We spent the morning at a climbing wall. Not a fake one, but a real rock face, on a sunny day, surrounded by stunning mountain scenery.

And the kids were scaling the cliff. The older ones in particular were like mountain goats, grabbing footholds and toeholds and nipping up there like lizard-worshipping Tom Cruise on steroids.

My girl had had a little go the previous year, and only managed to get up as high as we could reach to support her.

She looked at her peers and their older siblings and got this look on her face. It’s the kind of look a sprinter gets in the blocks, or a weightlifter gets as he’s rubbing powder onto his hands.

Then she stepped forward, took the climbing instructor’s hand. (He was a rather fit fellow who had already reduced the adult females in our party to jelly).

And she started to climb. Slowly, painstakingly, she climbed. With a helping hand here and some guidance there, she scaled the rock wall all the way to a ledge about three quarters of the way up - just as far as most of the other kids her age.

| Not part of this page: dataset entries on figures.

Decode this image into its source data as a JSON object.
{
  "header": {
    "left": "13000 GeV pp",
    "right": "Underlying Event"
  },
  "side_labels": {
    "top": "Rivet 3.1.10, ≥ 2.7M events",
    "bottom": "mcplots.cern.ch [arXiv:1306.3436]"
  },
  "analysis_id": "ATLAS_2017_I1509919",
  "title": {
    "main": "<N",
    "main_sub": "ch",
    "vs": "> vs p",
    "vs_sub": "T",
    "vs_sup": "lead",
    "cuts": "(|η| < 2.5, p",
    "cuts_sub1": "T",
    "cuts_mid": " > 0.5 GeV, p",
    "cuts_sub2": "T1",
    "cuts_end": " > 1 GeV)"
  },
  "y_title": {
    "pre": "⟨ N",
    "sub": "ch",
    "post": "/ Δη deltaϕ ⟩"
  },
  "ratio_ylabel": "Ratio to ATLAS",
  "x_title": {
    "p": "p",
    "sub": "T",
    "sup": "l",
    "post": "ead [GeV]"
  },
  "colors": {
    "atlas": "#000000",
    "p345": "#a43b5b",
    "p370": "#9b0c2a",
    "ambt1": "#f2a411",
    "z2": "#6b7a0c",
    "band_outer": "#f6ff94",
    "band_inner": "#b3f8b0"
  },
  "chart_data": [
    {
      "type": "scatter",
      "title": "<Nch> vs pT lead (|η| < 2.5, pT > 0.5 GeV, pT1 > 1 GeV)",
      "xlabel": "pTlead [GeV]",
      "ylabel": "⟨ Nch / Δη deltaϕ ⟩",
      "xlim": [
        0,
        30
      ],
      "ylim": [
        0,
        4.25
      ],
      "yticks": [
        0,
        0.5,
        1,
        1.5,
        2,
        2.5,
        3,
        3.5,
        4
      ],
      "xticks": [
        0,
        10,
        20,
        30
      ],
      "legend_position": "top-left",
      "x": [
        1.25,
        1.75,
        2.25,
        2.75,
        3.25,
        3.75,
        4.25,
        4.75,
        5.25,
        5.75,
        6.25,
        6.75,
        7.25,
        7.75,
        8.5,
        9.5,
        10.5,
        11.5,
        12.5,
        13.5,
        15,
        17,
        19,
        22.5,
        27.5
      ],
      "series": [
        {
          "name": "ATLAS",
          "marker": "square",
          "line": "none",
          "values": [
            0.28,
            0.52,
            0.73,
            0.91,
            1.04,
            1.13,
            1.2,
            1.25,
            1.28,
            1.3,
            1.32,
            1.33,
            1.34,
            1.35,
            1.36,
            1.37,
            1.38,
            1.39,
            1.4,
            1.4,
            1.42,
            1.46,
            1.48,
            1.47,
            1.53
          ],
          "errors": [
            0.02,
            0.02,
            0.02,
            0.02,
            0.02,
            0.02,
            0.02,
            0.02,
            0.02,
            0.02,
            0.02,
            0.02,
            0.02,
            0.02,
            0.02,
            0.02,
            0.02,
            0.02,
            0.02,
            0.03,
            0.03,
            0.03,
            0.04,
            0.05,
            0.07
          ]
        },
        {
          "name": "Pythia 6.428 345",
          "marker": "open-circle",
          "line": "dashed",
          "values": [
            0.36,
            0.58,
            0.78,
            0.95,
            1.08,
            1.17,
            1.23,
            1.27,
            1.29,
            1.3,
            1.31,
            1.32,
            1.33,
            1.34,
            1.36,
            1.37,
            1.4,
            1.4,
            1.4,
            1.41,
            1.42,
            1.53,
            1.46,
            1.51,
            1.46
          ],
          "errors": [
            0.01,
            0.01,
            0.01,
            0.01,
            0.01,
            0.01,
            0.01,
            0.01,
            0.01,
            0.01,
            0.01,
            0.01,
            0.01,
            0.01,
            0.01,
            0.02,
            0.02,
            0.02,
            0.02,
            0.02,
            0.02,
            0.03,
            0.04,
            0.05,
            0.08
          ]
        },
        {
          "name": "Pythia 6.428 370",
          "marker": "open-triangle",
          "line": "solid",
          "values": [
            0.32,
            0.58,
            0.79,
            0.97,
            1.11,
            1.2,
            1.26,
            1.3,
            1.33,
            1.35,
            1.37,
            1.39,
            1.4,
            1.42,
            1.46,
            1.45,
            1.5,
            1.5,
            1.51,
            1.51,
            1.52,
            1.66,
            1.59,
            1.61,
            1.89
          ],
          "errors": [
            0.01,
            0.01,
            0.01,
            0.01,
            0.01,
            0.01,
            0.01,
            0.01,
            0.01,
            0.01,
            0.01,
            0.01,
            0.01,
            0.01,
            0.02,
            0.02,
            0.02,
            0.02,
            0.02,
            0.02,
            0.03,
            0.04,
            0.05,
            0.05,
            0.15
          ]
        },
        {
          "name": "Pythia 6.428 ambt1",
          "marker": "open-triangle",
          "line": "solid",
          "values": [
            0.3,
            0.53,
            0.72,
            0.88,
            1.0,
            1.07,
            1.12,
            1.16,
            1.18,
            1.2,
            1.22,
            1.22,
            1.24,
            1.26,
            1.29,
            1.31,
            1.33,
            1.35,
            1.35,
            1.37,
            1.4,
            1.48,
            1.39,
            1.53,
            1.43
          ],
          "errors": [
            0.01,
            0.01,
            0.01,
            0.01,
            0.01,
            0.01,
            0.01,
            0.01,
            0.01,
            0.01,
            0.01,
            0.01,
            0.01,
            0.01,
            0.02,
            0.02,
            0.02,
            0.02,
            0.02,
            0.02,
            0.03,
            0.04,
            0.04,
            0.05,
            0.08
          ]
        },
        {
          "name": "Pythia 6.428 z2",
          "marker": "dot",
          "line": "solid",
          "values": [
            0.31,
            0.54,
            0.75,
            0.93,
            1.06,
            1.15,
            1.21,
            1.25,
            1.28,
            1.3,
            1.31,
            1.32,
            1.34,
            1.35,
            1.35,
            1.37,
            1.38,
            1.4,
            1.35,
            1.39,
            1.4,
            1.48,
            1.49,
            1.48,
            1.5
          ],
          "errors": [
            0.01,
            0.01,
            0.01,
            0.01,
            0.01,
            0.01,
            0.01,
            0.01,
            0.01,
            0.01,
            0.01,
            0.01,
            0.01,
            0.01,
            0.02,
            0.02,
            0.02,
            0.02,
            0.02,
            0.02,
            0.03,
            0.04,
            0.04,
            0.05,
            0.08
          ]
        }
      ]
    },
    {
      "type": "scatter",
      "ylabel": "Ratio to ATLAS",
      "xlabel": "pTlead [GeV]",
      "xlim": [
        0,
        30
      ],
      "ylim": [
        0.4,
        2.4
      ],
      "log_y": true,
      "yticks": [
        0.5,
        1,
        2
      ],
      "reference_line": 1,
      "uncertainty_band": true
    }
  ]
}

And what I remember most was my mate’s little girl (who had been brought up knowing all about my daughter's problems and challenges in life) turning round and shouting excitedly to the rest of the party: “LOOK! LOOK WHERE SHE IS!”

All the kids came running and gazed up at my little girl, awestruck at what they all realised was a superhuman effort.

She grinned back down at them, her chest puffed out with pride, and the instructor beaming beside her.

Mind you, he wouldn’t have been smiling if he had realised how long it would take to get her down.